Sure, these guys are rocking musicians but it’s the impromptu performances – which they call “commando-style” – that make the Phenomenauts stand out.


Somehow, the band snuck backstage during the 2003 California Music Awards in Oakland – featuring No Doubt and Sammy Hagar – set up and started playing to the bands coming off the stage. 


“Security couldn’t figure out how to unplug us cause we brought our own power source,” says “commander”/guitarist/vocalist Angel Nova. “Eventually, between songs they asked us to stop but they were kind of powerless.”


They respected the wishes of security and packed up their gear, but didn’t leave empty handed.


“We ended up leaving with a couple cases of beer from backstage, so it was a total rock-and-roll victory,” Nova says. “All these people were taking pictures of us and as we were leaving people were asking for our autographs.”


On their most recent release, the 2010 EP Electric Sheep, the band debuts its new guitarist/keyboardist/vocalist Leftenant AR7 or as Nova calls him, “the new robot.”


“We’ve been through a few [robots],” he says. “We’re constantly redesigning them; you need to upgrade technology.”

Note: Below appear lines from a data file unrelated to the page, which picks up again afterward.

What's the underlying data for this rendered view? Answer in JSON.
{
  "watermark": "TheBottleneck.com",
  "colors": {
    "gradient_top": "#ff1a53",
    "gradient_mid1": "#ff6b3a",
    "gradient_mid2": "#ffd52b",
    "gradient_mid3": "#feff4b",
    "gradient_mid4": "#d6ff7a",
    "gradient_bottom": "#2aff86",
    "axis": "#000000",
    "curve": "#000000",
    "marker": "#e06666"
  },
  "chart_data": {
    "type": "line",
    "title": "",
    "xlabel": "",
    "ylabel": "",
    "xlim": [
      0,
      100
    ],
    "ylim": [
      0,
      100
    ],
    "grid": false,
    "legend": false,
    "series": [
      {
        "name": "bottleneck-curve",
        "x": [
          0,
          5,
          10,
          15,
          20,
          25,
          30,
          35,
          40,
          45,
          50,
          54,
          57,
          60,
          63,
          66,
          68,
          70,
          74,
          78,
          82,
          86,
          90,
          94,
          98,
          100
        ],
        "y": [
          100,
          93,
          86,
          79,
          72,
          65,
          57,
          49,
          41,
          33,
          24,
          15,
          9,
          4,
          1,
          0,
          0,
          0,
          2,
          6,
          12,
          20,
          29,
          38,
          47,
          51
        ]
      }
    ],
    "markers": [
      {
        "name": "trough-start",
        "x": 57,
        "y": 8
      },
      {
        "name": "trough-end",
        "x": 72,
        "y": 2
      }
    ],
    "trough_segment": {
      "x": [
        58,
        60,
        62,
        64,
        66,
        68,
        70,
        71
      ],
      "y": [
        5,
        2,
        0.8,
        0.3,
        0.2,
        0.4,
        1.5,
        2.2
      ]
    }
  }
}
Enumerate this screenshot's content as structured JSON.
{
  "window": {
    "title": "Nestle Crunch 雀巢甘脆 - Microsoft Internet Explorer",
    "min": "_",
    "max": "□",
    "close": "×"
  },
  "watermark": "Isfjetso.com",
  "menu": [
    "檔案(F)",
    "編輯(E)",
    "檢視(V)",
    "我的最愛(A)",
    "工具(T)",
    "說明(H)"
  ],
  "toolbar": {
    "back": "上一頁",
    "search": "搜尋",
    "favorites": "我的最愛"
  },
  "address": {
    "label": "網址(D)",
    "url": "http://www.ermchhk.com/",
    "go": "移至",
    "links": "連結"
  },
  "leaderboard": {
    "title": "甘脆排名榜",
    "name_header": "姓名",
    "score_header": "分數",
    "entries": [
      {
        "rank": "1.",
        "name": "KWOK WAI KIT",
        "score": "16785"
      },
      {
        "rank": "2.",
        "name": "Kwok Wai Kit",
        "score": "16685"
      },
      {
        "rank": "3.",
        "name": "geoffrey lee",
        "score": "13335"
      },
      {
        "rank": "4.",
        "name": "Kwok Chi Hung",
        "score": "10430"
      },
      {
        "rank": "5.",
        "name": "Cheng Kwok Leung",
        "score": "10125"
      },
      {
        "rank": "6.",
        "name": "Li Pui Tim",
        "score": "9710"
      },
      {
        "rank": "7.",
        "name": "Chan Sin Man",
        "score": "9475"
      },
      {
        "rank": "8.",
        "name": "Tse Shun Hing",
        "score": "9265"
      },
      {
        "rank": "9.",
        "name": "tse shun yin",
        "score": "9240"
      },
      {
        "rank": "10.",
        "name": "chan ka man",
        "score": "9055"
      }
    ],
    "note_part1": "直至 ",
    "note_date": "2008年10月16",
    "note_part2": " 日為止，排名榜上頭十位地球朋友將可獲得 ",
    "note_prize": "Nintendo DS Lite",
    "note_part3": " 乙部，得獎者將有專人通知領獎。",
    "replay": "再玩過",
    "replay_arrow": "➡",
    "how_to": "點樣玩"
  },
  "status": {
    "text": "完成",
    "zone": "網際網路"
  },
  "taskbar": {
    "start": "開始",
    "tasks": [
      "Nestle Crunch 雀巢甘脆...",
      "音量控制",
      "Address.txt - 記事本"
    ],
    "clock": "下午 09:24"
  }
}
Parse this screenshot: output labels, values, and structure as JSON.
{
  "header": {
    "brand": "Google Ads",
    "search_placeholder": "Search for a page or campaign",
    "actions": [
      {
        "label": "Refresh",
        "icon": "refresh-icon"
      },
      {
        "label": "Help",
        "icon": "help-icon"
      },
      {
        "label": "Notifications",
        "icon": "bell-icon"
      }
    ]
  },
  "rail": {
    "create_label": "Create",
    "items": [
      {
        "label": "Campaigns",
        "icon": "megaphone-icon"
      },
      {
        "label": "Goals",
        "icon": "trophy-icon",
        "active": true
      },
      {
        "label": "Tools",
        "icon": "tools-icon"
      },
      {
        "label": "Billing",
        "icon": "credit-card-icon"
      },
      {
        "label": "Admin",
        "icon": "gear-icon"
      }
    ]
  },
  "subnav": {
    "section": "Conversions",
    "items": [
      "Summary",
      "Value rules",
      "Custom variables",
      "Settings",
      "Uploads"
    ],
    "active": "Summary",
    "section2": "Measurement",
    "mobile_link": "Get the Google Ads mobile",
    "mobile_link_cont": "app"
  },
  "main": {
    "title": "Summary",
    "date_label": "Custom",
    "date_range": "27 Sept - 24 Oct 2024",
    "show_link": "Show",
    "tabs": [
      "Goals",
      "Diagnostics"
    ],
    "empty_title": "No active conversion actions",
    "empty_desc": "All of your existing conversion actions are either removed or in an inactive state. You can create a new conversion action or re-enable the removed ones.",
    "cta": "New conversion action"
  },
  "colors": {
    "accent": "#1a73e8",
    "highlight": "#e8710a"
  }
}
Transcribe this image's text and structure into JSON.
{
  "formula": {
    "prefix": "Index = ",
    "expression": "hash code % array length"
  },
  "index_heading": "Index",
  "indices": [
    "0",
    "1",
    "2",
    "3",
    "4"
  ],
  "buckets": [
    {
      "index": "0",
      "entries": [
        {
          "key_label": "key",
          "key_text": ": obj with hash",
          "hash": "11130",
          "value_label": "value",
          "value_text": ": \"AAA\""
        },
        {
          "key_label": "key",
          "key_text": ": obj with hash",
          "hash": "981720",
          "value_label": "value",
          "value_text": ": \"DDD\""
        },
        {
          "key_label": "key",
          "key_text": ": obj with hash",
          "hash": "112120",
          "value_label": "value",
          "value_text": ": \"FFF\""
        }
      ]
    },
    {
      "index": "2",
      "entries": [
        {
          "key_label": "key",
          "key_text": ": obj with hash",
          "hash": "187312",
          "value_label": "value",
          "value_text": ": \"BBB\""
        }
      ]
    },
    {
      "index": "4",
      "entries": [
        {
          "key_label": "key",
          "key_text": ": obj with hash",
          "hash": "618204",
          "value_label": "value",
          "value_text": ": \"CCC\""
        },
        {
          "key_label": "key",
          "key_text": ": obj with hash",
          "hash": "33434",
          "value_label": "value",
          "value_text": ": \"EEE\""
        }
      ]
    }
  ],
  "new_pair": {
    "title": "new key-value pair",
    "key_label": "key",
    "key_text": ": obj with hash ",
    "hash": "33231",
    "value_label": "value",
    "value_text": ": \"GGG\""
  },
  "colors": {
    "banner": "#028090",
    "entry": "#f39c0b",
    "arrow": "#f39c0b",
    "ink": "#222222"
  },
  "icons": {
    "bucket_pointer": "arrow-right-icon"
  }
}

The Phenomenauts dig playing secret shows at their house, aka the “command center,” a large warehouse with a homemade stage (with a hot tub underneath), balcony, and a classic Muppets red-velvet curtain. But Nova says even a small venue like Carbone’s, where they’ll unleash their sci-fi love on Saturday, is big enough to contain their circuitry, space age props and intergalactic sounds.